Some societies are toxic and will not improve in your lifetime. “Getting the heck out of Dodge” is sometimes the only option, but retreat for some souls becomes an unintentional pattern. If you see this urge in yourself or your child, dig in. If a retreat is the only wise option now, “set the timer” for trying to persist in the next situation for significantly longer than you were able to this time or last time. That goal may require developing new strategies for getting along, such as not oversharing information or not trusting prematurely. New skills may bring new results.
Vision is a Remedy
Your view of your child can be a magical elixir in the darkest moments. There is a reason most women don’t labor alone and why coaches often run down the sidelines near their player: by design, we do better with encouragement.

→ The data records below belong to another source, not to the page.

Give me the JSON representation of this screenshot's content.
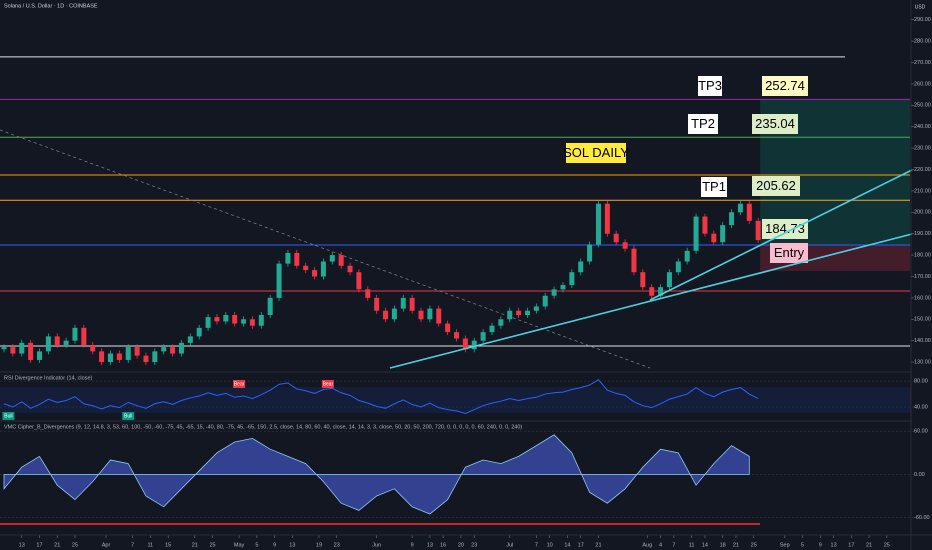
{
  "header": {
    "title": "Solana / U.S. Dollar · 1D · COINBASE",
    "currency": "USD"
  },
  "chart_data": [
    {
      "type": "candlestick",
      "annotation": "SOL DAILY",
      "open": 136,
      "close": [
        137,
        134,
        139,
        131,
        135,
        142,
        138,
        140,
        146,
        138,
        135,
        130,
        134,
        131,
        137,
        133,
        130,
        135,
        137,
        134,
        139,
        142,
        146,
        151,
        149,
        152,
        148,
        150,
        147,
        152,
        160,
        176,
        181,
        175,
        173,
        170,
        177,
        180,
        175,
        172,
        164,
        160,
        154,
        150,
        155,
        160,
        154,
        150,
        155,
        148,
        144,
        141,
        136,
        140,
        144,
        147,
        150,
        154,
        152,
        154,
        156,
        161,
        164,
        166,
        172,
        177,
        185,
        204,
        190,
        186,
        183,
        172,
        165,
        161,
        165,
        172,
        177,
        182,
        198,
        190,
        186,
        194,
        200,
        204,
        196,
        187
      ],
      "up_color": "#22ab94",
      "down_color": "#f23645",
      "xlim": [
        0,
        102
      ],
      "ylim": [
        126.3,
        299.2
      ],
      "yticks": [
        {
          "value": 130,
          "label": "130.00"
        },
        {
          "value": 140,
          "label": "140.00"
        },
        {
          "value": 150,
          "label": "150.00"
        },
        {
          "value": 160,
          "label": "160.00"
        },
        {
          "value": 170,
          "label": "170.00"
        },
        {
          "value": 180,
          "label": "180.00"
        },
        {
          "value": 190,
          "label": "190.00"
        },
        {
          "value": 200,
          "label": "200.00"
        },
        {
          "value": 210,
          "label": "210.00"
        },
        {
          "value": 220,
          "label": "220.00"
        },
        {
          "value": 230,
          "label": "230.00"
        },
        {
          "value": 240,
          "label": "240.00"
        },
        {
          "value": 250,
          "label": "250.00"
        },
        {
          "value": 260,
          "label": "260.00"
        },
        {
          "value": 270,
          "label": "270.00"
        },
        {
          "value": 280,
          "label": "280.00"
        },
        {
          "value": 290,
          "label": "290.00"
        }
      ],
      "xticks": [
        {
          "value": 2,
          "label": "13"
        },
        {
          "value": 4,
          "label": "17"
        },
        {
          "value": 6,
          "label": "21"
        },
        {
          "value": 8,
          "label": "25"
        },
        {
          "value": 11.5,
          "label": "Apr"
        },
        {
          "value": 14.5,
          "label": "7"
        },
        {
          "value": 16.5,
          "label": "11"
        },
        {
          "value": 18.5,
          "label": "15"
        },
        {
          "value": 21.5,
          "label": "21"
        },
        {
          "value": 23.5,
          "label": "25"
        },
        {
          "value": 26.5,
          "label": "May"
        },
        {
          "value": 28.5,
          "label": "5"
        },
        {
          "value": 30.5,
          "label": "9"
        },
        {
          "value": 32.5,
          "label": "13"
        },
        {
          "value": 35.5,
          "label": "19"
        },
        {
          "value": 37.5,
          "label": "23"
        },
        {
          "value": 42,
          "label": "Jun"
        },
        {
          "value": 46,
          "label": "9"
        },
        {
          "value": 48,
          "label": "13"
        },
        {
          "value": 49.5,
          "label": "16"
        },
        {
          "value": 51.5,
          "label": "20"
        },
        {
          "value": 53,
          "label": "23"
        },
        {
          "value": 57,
          "label": "Jul"
        },
        {
          "value": 60,
          "label": "7"
        },
        {
          "value": 61.5,
          "label": "10"
        },
        {
          "value": 63.5,
          "label": "14"
        },
        {
          "value": 65,
          "label": "17"
        },
        {
          "value": 67,
          "label": "21"
        },
        {
          "value": 72.5,
          "label": "Aug"
        },
        {
          "value": 74,
          "label": "4"
        },
        {
          "value": 75.5,
          "label": "7"
        },
        {
          "value": 77.5,
          "label": "11"
        },
        {
          "value": 79,
          "label": "14"
        },
        {
          "value": 81,
          "label": "18"
        },
        {
          "value": 82.5,
          "label": "21"
        },
        {
          "value": 84.5,
          "label": "25"
        },
        {
          "value": 88,
          "label": "Sep"
        },
        {
          "value": 90,
          "label": "5"
        },
        {
          "value": 92,
          "label": "9"
        },
        {
          "value": 93.5,
          "label": "13"
        },
        {
          "value": 95.5,
          "label": "17"
        },
        {
          "value": 97.5,
          "label": "21"
        },
        {
          "value": 99.5,
          "label": "25"
        }
      ],
      "levels": [
        {
          "name": "TP3",
          "value": 252.74,
          "color": "#9c27b0",
          "fill": "#fff9c4"
        },
        {
          "name": "TP2",
          "value": 235.04,
          "color": "#4caf50",
          "fill": "#dcedc8"
        },
        {
          "name": "TP1",
          "value": 205.62,
          "color": "#f9a825",
          "fill": "#dcedc8"
        },
        {
          "name": "Entry",
          "value": 184.73,
          "color": "#2962ff",
          "fill": "#dcedc8"
        }
      ],
      "lines": [
        {
          "value": 272.6,
          "color": "#e0e3eb"
        },
        {
          "value": 217.4,
          "color": "#ff9800"
        },
        {
          "value": 163.2,
          "color": "#f23645"
        },
        {
          "value": 137.5,
          "color": "#e0e3eb"
        }
      ],
      "stop": 172.6
    },
    {
      "type": "line",
      "title": "RSI Divergence Indicator (14, close)",
      "color": "#2962ff",
      "values": [
        45,
        40,
        48,
        38,
        44,
        52,
        47,
        50,
        56,
        45,
        42,
        37,
        42,
        39,
        47,
        42,
        38,
        45,
        48,
        44,
        50,
        54,
        57,
        62,
        58,
        61,
        55,
        57,
        53,
        59,
        66,
        75,
        77,
        68,
        65,
        61,
        67,
        69,
        62,
        58,
        50,
        46,
        41,
        38,
        45,
        51,
        44,
        40,
        46,
        39,
        36,
        34,
        30,
        36,
        42,
        46,
        49,
        53,
        50,
        53,
        55,
        60,
        62,
        63,
        67,
        70,
        74,
        82,
        66,
        61,
        58,
        48,
        42,
        39,
        45,
        52,
        56,
        60,
        70,
        61,
        56,
        63,
        67,
        70,
        60,
        53
      ],
      "xlim": [
        0,
        102
      ],
      "ylim": [
        23,
        91
      ],
      "yticks": [
        {
          "value": 80,
          "label": "80.00"
        },
        {
          "value": 40,
          "label": "40.00"
        }
      ],
      "signals": [
        {
          "label": "Bull",
          "x": 0.5,
          "position": "bottom",
          "color": "#089981"
        },
        {
          "label": "Bull",
          "x": 14,
          "position": "bottom",
          "color": "#089981"
        },
        {
          "label": "Bear",
          "x": 26.5,
          "position": "top",
          "color": "#f23645"
        },
        {
          "label": "Bear",
          "x": 36.5,
          "position": "top",
          "color": "#f23645"
        }
      ]
    },
    {
      "type": "area",
      "title": "VMC Cipher_B_Divergences (9, 12, 14.8, 3, 53, 60, 100, -50, -60, -75, 45, -65, 15, -40, 80, -75, 45, -65, 150, 2.5, close, 14, 80, 60, 40, close, 14, 14, 3, 3, close, 50, 20, 50, 200, 720, 0, 0, 0, 0, 0, 60, 240, 0, 0, 240)",
      "color": "#3f51b5",
      "values": [
        -20,
        10,
        25,
        -15,
        -35,
        -10,
        20,
        15,
        -30,
        -45,
        -20,
        5,
        30,
        45,
        50,
        35,
        25,
        15,
        -10,
        -40,
        -50,
        -30,
        -20,
        -45,
        -55,
        -35,
        10,
        20,
        15,
        25,
        40,
        55,
        30,
        -25,
        -40,
        -20,
        10,
        35,
        30,
        -15,
        15,
        40,
        25
      ],
      "xlim": [
        0,
        51
      ],
      "ylim": [
        -80,
        70
      ],
      "yticks": [
        {
          "value": 60,
          "label": "60.00"
        },
        {
          "value": 0,
          "label": "0.00"
        },
        {
          "value": -60,
          "label": "-60.00"
        }
      ]
    }
  ]
}
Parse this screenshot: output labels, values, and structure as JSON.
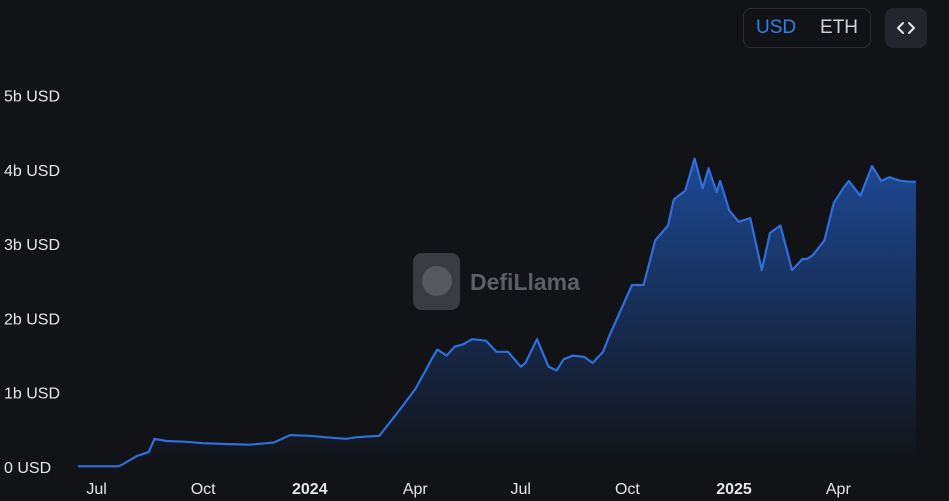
{
  "toolbar": {
    "currency_options": [
      "USD",
      "ETH"
    ],
    "selected_currency": "USD",
    "embed_icon": "code-brackets-icon"
  },
  "watermark": {
    "text": "DefiLlama"
  },
  "colors": {
    "line": "#2f6fdd",
    "area_top": "#1e4c9c",
    "area_bottom": "#121316",
    "accent": "#2f80ed"
  },
  "chart_data": {
    "type": "area",
    "ylim": [
      0,
      5
    ],
    "y_ticks": [
      "0 USD",
      "1b USD",
      "2b USD",
      "3b USD",
      "4b USD",
      "5b USD"
    ],
    "xlim": [
      "2023-06-15",
      "2025-06-07"
    ],
    "x_ticks": [
      {
        "date": "2023-07-01",
        "label": "Jul",
        "bold": false
      },
      {
        "date": "2023-10-01",
        "label": "Oct",
        "bold": false
      },
      {
        "date": "2024-01-01",
        "label": "2024",
        "bold": true
      },
      {
        "date": "2024-04-01",
        "label": "Apr",
        "bold": false
      },
      {
        "date": "2024-07-01",
        "label": "Jul",
        "bold": false
      },
      {
        "date": "2024-10-01",
        "label": "Oct",
        "bold": false
      },
      {
        "date": "2025-01-01",
        "label": "2025",
        "bold": true
      },
      {
        "date": "2025-04-01",
        "label": "Apr",
        "bold": false
      }
    ],
    "series": [
      {
        "x": [
          "2023-06-15",
          "2023-07-01",
          "2023-07-20",
          "2023-07-25",
          "2023-08-05",
          "2023-08-15",
          "2023-08-20",
          "2023-08-30",
          "2023-09-15",
          "2023-10-01",
          "2023-10-20",
          "2023-11-10",
          "2023-12-01",
          "2023-12-15",
          "2024-01-01",
          "2024-01-15",
          "2024-02-01",
          "2024-02-10",
          "2024-02-20",
          "2024-03-01",
          "2024-03-10",
          "2024-03-20",
          "2024-04-01",
          "2024-04-10",
          "2024-04-15",
          "2024-04-20",
          "2024-04-28",
          "2024-05-05",
          "2024-05-12",
          "2024-05-20",
          "2024-06-01",
          "2024-06-10",
          "2024-06-20",
          "2024-07-01",
          "2024-07-05",
          "2024-07-15",
          "2024-07-25",
          "2024-08-01",
          "2024-08-07",
          "2024-08-15",
          "2024-08-25",
          "2024-09-01",
          "2024-09-10",
          "2024-09-15",
          "2024-09-25",
          "2024-10-05",
          "2024-10-15",
          "2024-10-25",
          "2024-11-05",
          "2024-11-10",
          "2024-11-20",
          "2024-11-28",
          "2024-12-05",
          "2024-12-10",
          "2024-12-17",
          "2024-12-20",
          "2024-12-28",
          "2025-01-05",
          "2025-01-15",
          "2025-01-25",
          "2025-02-01",
          "2025-02-10",
          "2025-02-20",
          "2025-03-01",
          "2025-03-05",
          "2025-03-10",
          "2025-03-20",
          "2025-03-28",
          "2025-04-05",
          "2025-04-10",
          "2025-04-20",
          "2025-04-30",
          "2025-05-08",
          "2025-05-15",
          "2025-05-25",
          "2025-06-01",
          "2025-06-07"
        ],
        "values": [
          0.01,
          0.01,
          0.01,
          0.05,
          0.15,
          0.2,
          0.38,
          0.35,
          0.34,
          0.32,
          0.31,
          0.3,
          0.33,
          0.43,
          0.42,
          0.4,
          0.38,
          0.4,
          0.41,
          0.42,
          0.6,
          0.8,
          1.05,
          1.3,
          1.45,
          1.58,
          1.5,
          1.62,
          1.65,
          1.72,
          1.7,
          1.55,
          1.55,
          1.35,
          1.4,
          1.72,
          1.35,
          1.3,
          1.45,
          1.5,
          1.48,
          1.4,
          1.55,
          1.75,
          2.1,
          2.45,
          2.45,
          3.05,
          3.25,
          3.6,
          3.72,
          4.15,
          3.75,
          4.02,
          3.7,
          3.85,
          3.45,
          3.3,
          3.35,
          2.65,
          3.15,
          3.25,
          2.65,
          2.8,
          2.8,
          2.85,
          3.05,
          3.55,
          3.75,
          3.85,
          3.65,
          4.05,
          3.85,
          3.9,
          3.85,
          3.84,
          3.84
        ]
      }
    ]
  }
}
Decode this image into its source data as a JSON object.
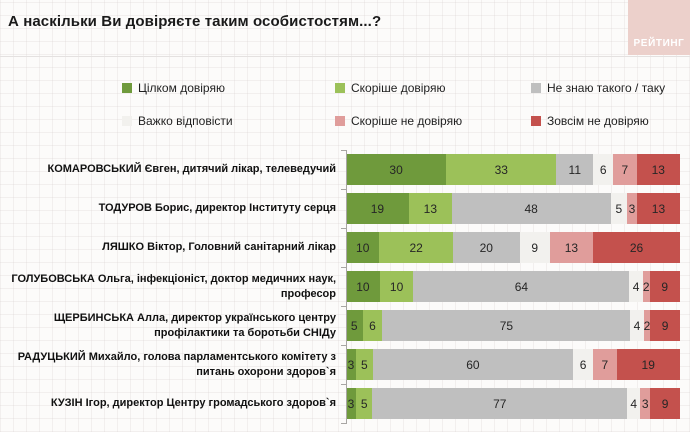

Though we may sometimes be nearly as frightened as our child by what is ahead, we must marshal our voice and use it to “see” a better future. This is a way of speaking life as a blessing to your child at any age. The parent, even the careless parent who hasn’t used his or her authority wisely, is still imbued with a role as visionary in the child’s life.
This is why the words we speak matter most when said in the presence of a child. We give them a script they will read from or have to overcome. Tell young people the good you see in them. Make note of their courage and kindness on a regular basis. Each person came here for a reason to accomplish many unique things. Be excited about your child’s unique offerings and giftedness throughout his or her days, but especially in a moment where perhaps all others, even your child, has lost sight of what is precious within. In that moment speak like the oracles of old and tell the truth, “You matter, you are here for a reason, and anything broken can be fixed. Your best days are ahead of you, and we can’t wait to see it come to pass!”
Allowing room each day for your children to become individuals, while you offer validation and detoxification liberally, intervene judiciously, and share your encouraging vision for your children when it’s most needed, will strengthen children in their core and let them flourish.